Further Development of Beauchamp and Childress' Theory Based on Empirical Ethics
- *Corresponding Author:
- Mette Ebbesen
Centre for Bioethics and Nanoethics
Faculty of Arts, University of Aarhus
Taasingegade 3, Build. 1443
DK-8000, Aarhus C, Denmark
Tel: +45 8942 2312
E-mail: [email protected]
Received date: November 14, 2011; Accepted date: January 19, 2012; Published date: January 25, 2012
Citation: Ebbesen M, Andersen S, Pedersen BD (2012) Further Development of Beauchamp and Childress’ Theory Based on Empirical Ethics. J Clinic Res Bioeth S6:e001. doi:10.4172/2155-9627.S6-e001
Copyright: © 2012 Ebbesen M, et al. This is an open-access article distributed under the terms of the Creative Commons Attribution License, which permits unrestricted use, distribution, and reproduction in any medium, provided the original author and source are credited.
The American ethicists Tom L. Beauchamp and James F. Childress developed a framework of four ethical principles which are useful to analyze ethical complex cases in biomedicine. These four principles are respect for autonomy, beneficence, nonmaleficence, and justice. Beauchamp and Childress believe that their approach to manage ethical difficult cases is cross cultural i.e. that it can be used in different cultures such as American, European, and Asian cultures. However, some of their critics claim that the framework of the four principles is American in nature and for this reason it cannot be used in other cultures.
Beauchamp and Childress’ theory is influential worldwide where it is taught to, and used by, students, nurses, physicians etc., therefore it is important to explore whether there are indications that this theory is actually useful in other cultures than the American and whether the theory should be modified for this purpose.

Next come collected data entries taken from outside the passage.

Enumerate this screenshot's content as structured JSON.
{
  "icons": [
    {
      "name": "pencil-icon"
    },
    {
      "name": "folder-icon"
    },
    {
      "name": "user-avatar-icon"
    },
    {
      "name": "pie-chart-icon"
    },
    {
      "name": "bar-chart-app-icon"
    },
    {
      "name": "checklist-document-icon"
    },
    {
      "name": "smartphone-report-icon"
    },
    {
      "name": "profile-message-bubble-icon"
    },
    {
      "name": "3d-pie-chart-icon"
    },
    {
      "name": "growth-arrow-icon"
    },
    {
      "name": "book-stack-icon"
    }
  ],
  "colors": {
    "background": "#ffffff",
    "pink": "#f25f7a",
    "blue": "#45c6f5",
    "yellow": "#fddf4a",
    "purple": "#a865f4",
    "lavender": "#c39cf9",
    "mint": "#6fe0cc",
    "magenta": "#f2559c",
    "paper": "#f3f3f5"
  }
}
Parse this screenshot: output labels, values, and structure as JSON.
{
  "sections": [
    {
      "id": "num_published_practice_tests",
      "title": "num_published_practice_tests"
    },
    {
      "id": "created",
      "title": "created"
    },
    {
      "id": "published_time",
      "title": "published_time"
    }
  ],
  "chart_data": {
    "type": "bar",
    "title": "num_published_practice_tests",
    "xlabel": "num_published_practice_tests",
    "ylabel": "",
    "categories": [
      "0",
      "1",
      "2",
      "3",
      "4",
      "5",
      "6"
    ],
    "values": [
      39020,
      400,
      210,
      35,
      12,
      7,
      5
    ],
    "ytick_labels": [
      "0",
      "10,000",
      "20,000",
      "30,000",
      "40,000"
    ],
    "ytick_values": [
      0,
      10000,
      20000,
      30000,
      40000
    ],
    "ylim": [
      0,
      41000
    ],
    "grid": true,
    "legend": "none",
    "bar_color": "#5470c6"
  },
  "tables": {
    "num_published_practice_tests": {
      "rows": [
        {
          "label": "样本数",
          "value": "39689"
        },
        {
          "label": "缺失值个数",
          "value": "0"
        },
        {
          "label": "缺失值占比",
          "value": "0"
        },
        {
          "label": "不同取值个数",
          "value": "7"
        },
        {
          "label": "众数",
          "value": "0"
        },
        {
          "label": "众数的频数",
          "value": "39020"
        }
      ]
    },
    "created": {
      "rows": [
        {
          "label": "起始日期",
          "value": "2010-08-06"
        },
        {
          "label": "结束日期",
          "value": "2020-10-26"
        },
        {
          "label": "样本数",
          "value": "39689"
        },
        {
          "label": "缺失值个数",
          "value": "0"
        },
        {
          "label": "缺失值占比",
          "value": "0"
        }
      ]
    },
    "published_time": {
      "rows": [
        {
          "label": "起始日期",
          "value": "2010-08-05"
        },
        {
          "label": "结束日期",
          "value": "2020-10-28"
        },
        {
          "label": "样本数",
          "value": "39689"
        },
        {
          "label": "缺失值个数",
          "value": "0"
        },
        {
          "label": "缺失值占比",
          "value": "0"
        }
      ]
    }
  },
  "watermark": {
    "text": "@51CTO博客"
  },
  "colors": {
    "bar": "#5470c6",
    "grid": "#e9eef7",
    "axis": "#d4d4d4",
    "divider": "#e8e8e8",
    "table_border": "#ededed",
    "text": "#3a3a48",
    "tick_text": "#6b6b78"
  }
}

This article specifically examines how to investigate whether there are indications that the principles and method of Beauchamp and Childress are cross cultural. First, the theory of Beauchamp and Childress is introduced. Then a suitable method for studying the theory empirically is outlined. This empirical method was used for a Danish empirical study where Danish oncologists and Danish molecular biologists were interviewed. This study is reviewed in the article and it is pointed out that this study indicates that the four principles of Beauchamp and Childress are important for Danish biomedical practice. Lastly, it is concluded that similar empirical studies can be made in other cultural settings to investigate whether there are indications that the ‘principles approach’ of Beauchamp and Childress is cross cultural.